TaqMan (Life Technologies Corporation, Carlsbad, CA) cluster plots with the original (C__27102425_10) and alternate (C__27102425_50) assays for 2850C>T (rs16947). The x and y axes show relative fluorescence for 2850T (variant) and 2850C (wild type), respectively. Clusters are shown with trajectory lines. Pedigree subject 9 clusters with other homozygous wild-type samples (2850C/C) with the initial assay (C__27102425_10) while clustering with heterozygous samples (2850C/T) when run with the alternate assay (C__27102425_50). The homozygous variant cluster (2850T/T) is also shown. gDNA, genomic DNA; XL-PCR, long-range PCR.

Figure 4

Normalized high-resolution melt curve analysis of the CYP2D6*59 2939G>A tag single-nucleotide polymorphism. Curves represent individuals with 2939G/G, 2939G/A, and 2939A/A genotypes, as indicated. The assay was performed on long-range PCR templates.

Figure 5

Overview of a complex CYP2D6 genotype that was resolved using allele-specific long-range PCR. The graph displays the two allelic variants of the subject.

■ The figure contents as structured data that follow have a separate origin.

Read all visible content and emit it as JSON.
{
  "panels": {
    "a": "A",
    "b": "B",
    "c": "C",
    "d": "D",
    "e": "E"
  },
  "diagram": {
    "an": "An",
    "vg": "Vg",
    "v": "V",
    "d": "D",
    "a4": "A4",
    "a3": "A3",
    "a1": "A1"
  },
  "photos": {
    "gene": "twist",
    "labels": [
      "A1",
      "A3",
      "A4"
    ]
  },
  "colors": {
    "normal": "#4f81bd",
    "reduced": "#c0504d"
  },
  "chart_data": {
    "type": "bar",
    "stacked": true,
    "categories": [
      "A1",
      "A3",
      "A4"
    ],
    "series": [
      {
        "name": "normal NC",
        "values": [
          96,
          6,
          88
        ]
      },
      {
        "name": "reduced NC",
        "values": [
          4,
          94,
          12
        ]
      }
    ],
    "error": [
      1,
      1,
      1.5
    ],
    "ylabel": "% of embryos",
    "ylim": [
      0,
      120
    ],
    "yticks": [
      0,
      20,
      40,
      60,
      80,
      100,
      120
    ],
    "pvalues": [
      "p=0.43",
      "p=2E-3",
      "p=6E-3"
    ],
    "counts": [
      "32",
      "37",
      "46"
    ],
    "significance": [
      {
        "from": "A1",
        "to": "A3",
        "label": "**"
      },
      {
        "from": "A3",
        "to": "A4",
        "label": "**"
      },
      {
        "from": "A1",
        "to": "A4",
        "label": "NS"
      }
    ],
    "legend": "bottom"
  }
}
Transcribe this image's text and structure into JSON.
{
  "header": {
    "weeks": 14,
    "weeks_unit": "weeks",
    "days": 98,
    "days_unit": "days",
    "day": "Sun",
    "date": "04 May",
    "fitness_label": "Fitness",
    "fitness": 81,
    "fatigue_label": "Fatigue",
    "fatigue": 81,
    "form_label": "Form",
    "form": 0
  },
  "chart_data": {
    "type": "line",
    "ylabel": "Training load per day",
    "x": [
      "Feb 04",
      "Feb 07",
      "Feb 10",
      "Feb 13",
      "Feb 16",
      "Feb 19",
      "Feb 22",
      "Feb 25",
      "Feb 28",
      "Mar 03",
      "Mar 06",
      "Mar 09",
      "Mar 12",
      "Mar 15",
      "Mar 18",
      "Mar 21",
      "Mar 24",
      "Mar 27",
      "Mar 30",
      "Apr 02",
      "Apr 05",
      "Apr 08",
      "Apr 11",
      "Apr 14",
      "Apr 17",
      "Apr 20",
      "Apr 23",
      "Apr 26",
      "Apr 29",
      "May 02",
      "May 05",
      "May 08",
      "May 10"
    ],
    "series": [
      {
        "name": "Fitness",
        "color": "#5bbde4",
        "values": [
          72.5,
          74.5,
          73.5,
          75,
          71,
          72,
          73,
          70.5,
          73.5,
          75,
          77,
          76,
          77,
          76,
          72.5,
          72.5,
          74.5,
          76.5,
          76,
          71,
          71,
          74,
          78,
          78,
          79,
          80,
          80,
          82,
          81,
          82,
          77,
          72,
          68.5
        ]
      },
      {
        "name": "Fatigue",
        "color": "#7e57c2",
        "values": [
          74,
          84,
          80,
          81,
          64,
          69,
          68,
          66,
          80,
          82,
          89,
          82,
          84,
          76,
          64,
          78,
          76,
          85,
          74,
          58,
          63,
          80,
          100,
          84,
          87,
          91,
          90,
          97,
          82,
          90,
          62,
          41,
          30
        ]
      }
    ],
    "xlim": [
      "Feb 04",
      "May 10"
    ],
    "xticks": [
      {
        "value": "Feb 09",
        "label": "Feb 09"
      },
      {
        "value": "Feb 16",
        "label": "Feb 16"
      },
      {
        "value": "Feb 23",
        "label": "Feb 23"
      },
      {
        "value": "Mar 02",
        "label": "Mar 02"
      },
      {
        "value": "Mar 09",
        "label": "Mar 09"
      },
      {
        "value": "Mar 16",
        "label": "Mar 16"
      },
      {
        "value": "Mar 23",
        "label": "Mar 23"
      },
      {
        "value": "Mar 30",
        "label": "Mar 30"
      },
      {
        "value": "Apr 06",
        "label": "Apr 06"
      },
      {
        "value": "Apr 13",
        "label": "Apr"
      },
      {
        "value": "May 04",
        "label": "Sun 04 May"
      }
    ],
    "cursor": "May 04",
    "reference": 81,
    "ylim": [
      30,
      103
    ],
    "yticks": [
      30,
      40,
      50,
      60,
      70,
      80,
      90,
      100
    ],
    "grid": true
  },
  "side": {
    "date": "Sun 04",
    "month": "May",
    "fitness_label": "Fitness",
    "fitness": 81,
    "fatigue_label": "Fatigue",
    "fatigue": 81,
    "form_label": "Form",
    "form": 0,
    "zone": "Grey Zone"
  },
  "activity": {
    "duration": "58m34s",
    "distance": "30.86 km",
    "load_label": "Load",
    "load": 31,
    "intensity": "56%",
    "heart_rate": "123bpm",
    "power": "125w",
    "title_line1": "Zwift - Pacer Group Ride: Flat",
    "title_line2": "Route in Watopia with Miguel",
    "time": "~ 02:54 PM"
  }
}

CYP2D6, 2D7, and 2D8 are shown in different gray shades. REP denotes repetitive sequences located downstream of CYP2D6 and 2D7. REP-DUP refers to the REP sequence found downstream of a duplicated gene. REP7 is interrupted from common downstream sequences (dark-gray boxes) by a 1.6-Kb region, referred to as spacer. Extra-long PCR fragments are shown as lines under the genes that support their amplification; the X indicates that this fragment was not generated from this gene copy. The hatched line for fragment D indicates that amplification from the CYP2D6*4 allele was poor due to more efficient amplification from the CYP2D6*2 allele. Exon 1 (ex1) and intron 6 (in6) denote the regions amplified by quantitative PCR to determine gene copy number (regions in intron 5 and exon 9 that were also assessed are not shown).